The local swifts all disappeared on Bastille Day. I hope it was in response to the couple of autumnal days we had rather than a harbinger of the rest of the summer.
Without the news continually trickling into our myriad of electronic toys, it would be very easy to know nothing of the turmoils of the world when you live here. The tranquility seems eternal and unchanging. When the news travelled the country at walking pace, one didn’t need to get one’s knickers in a twist because by the time you heard about it the crisis was long over. I once heard a few ancient Devon farmers discussing their memories of the war. What they best remembered was that the summers were very good and the prices for produce excellent.
The judges are round next week to decide upon the village’s efforts to become flowery. The gardeners are almost entirely expat and they have laboured long and hard. The ambition is to win a sign with a star on it. It would make a third as you come into the village. One with the name of the place in Occitan has recently been installed.

Rupees

The chateau is on the market at the stonking price of €700k. Schemes are already afoot. It is thought that one might get it for half the asking price and, if everyone in the commune took a stake, we could turn it into a co-operative.
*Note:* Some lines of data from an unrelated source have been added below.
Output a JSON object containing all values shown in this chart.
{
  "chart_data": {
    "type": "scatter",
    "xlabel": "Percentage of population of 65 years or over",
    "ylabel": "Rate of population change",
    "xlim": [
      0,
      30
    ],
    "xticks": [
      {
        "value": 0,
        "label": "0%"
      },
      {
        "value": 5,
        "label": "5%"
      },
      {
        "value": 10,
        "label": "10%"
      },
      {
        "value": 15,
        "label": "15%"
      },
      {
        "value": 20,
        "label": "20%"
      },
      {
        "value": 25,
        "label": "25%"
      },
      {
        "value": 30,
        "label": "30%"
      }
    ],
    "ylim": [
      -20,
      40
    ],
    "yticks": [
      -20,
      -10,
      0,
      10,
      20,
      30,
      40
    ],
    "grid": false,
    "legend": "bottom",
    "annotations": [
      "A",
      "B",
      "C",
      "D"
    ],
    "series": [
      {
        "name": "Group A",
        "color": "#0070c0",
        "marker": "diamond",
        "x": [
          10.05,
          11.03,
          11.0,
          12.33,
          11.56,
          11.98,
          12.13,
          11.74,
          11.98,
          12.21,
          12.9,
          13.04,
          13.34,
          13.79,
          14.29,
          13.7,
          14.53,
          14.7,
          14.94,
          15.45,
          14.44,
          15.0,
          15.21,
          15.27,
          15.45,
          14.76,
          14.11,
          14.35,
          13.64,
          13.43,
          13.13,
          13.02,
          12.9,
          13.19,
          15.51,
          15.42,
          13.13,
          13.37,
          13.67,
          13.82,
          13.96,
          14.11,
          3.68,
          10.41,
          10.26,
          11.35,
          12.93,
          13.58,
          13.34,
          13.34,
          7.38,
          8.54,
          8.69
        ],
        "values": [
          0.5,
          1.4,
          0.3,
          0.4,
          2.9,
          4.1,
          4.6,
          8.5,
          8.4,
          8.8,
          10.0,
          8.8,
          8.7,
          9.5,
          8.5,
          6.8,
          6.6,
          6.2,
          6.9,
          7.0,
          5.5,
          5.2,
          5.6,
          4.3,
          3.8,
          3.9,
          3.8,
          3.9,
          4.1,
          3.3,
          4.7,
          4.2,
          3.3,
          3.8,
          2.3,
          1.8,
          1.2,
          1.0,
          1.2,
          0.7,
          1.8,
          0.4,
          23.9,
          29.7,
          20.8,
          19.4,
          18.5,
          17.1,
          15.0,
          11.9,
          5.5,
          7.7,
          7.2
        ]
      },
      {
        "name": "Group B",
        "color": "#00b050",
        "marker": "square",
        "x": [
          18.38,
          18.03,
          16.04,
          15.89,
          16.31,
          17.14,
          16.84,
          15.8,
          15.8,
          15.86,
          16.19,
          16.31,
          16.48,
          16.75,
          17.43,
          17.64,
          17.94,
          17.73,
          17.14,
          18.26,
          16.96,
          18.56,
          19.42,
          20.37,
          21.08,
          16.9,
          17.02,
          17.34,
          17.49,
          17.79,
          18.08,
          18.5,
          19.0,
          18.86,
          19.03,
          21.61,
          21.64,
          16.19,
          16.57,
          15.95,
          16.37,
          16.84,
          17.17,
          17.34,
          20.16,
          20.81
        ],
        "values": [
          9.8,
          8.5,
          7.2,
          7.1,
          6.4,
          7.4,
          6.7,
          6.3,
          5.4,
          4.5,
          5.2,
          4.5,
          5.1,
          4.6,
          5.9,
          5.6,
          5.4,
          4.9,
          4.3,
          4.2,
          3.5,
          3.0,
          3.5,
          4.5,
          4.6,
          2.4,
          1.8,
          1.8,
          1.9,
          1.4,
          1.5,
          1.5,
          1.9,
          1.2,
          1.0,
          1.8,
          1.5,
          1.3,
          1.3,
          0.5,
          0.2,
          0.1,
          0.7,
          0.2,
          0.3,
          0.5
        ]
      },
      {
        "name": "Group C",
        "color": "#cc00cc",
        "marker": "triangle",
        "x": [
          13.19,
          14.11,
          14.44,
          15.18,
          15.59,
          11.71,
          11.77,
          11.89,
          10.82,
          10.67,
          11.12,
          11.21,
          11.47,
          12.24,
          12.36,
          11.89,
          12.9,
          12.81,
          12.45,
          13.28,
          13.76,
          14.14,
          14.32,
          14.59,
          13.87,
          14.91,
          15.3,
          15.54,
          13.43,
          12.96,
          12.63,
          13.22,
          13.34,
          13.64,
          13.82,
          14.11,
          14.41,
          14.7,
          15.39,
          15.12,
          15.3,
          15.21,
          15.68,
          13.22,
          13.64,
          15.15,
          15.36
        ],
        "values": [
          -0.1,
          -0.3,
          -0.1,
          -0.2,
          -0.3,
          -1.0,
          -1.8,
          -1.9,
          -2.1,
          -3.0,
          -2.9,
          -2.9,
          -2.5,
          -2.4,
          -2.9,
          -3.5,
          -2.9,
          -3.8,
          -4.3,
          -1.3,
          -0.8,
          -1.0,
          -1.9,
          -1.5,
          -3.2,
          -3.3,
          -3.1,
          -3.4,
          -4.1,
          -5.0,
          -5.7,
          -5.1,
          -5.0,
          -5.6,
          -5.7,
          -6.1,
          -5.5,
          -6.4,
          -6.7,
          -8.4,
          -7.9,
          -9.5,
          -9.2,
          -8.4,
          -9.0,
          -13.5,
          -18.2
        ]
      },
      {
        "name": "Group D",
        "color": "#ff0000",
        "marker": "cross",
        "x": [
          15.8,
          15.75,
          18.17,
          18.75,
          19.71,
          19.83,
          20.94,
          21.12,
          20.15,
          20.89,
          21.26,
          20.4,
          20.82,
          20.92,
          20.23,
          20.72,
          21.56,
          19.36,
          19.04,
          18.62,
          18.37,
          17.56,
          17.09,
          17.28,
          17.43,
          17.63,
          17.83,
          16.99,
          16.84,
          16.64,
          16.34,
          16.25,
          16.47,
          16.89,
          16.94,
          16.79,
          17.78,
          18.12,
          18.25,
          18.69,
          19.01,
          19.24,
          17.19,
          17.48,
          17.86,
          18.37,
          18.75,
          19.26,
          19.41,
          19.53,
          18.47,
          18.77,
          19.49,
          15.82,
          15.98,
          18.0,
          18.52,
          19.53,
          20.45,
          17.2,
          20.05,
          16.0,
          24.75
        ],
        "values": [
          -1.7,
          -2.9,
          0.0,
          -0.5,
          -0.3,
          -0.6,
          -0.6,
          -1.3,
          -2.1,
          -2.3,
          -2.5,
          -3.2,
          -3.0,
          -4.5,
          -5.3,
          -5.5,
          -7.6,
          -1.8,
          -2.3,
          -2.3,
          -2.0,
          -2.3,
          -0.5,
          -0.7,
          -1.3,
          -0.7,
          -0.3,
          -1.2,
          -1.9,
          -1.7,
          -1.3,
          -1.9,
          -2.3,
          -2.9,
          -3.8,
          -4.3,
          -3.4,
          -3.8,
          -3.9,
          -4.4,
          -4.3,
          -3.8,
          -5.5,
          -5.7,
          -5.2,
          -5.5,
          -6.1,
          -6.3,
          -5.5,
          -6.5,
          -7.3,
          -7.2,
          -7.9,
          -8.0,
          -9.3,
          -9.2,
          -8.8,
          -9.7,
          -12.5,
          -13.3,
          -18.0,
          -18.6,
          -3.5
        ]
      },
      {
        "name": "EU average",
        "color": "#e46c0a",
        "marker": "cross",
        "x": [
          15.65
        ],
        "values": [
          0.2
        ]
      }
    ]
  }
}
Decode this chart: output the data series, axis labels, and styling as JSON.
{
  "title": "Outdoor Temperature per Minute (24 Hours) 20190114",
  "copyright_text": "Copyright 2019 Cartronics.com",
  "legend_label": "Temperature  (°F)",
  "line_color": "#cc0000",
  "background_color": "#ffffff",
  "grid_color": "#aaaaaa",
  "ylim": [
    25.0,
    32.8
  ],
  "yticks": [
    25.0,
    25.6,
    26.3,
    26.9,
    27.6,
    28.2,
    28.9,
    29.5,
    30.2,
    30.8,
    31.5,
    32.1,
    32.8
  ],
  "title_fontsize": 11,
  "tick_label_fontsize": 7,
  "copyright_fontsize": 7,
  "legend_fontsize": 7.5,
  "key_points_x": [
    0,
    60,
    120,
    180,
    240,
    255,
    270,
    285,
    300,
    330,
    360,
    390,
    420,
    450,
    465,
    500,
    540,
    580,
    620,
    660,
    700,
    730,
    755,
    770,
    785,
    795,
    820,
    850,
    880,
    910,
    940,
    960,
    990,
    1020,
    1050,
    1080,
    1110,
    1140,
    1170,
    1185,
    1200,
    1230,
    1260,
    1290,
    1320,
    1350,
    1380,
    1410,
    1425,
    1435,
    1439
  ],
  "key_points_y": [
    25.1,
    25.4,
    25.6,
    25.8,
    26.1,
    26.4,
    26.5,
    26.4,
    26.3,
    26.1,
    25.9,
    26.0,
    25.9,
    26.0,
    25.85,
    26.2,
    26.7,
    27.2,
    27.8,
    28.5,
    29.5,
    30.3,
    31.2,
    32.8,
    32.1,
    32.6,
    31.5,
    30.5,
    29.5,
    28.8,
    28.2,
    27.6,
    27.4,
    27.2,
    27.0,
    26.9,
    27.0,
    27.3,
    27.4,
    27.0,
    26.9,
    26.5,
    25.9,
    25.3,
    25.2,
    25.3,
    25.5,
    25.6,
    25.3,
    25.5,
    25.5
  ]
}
Once it was done up – the cost estimates vary between €200k to €2m – then it could be let. A hot contender would be to delinquent youths. One could pack it full of lots of them and enjoy a sensible return. I can foresee drawbacks. If the thing can’t be left to peaceful decay – my preference – I would like a fat cat to buy it as a holiday home. I could bear a helicopter pad and, with luck, the purchaser would buy me out for a vast sum to stop me staring into his bedroom through my binoculars.
I need lots of paperwork before I face the first interview for French citizenship. Amongst it should be my mother’s birth certificate. She was born in Ceylon in 1916, a child of the empire. She isn’t in Somerset House, nor in Scottish Record Office in Edinburgh, nor in the colonial list, nor on any the genealogical sites and she has not been hoovered up by the Mormons. It may be that she’s in Sri Lanka but that seems to require turning up there with a handful of rupees to initiate a search. Their records are not computerised or centralised and termites are said to have consumed many of them. She had a passport, so I’ve asked that office if it’s possible to access their records. Otherwise I’m running out of ideas.

Flatiron

One of my Remain motivations was a preference for a claque of grey bureaucrats riding shotgun over British sovereignty. Sovereignty is not a concept I have much time for. My hairy ancestors’ sovereignty was over the home glens and barbarians began the other side of the hill. Then they were mostly Scots for a century or two before becoming British. Civilisation progresses when the first tier of power is removed from local politicians and handed to a higher authority with a broader view of the common weal. Most British politicians are truly grim. Posturing egotism is their common attribute and they seem overwhelmed by the task before them.
Becoming French may be trickier than I expected. Bookings for the first stage interview that takes place in Toulouse have been closed due, no doubt, to overwhelming demand. Meantime the pile of necessary bumf continues to grow.
I had a great uncle killed on the Somme. He had a wife and child, was an elder of the Kirk, ran the local Boys’ Brigade and was said to have been a sweet and gentle man. Then he became a tombstone in Flatiron cemetery.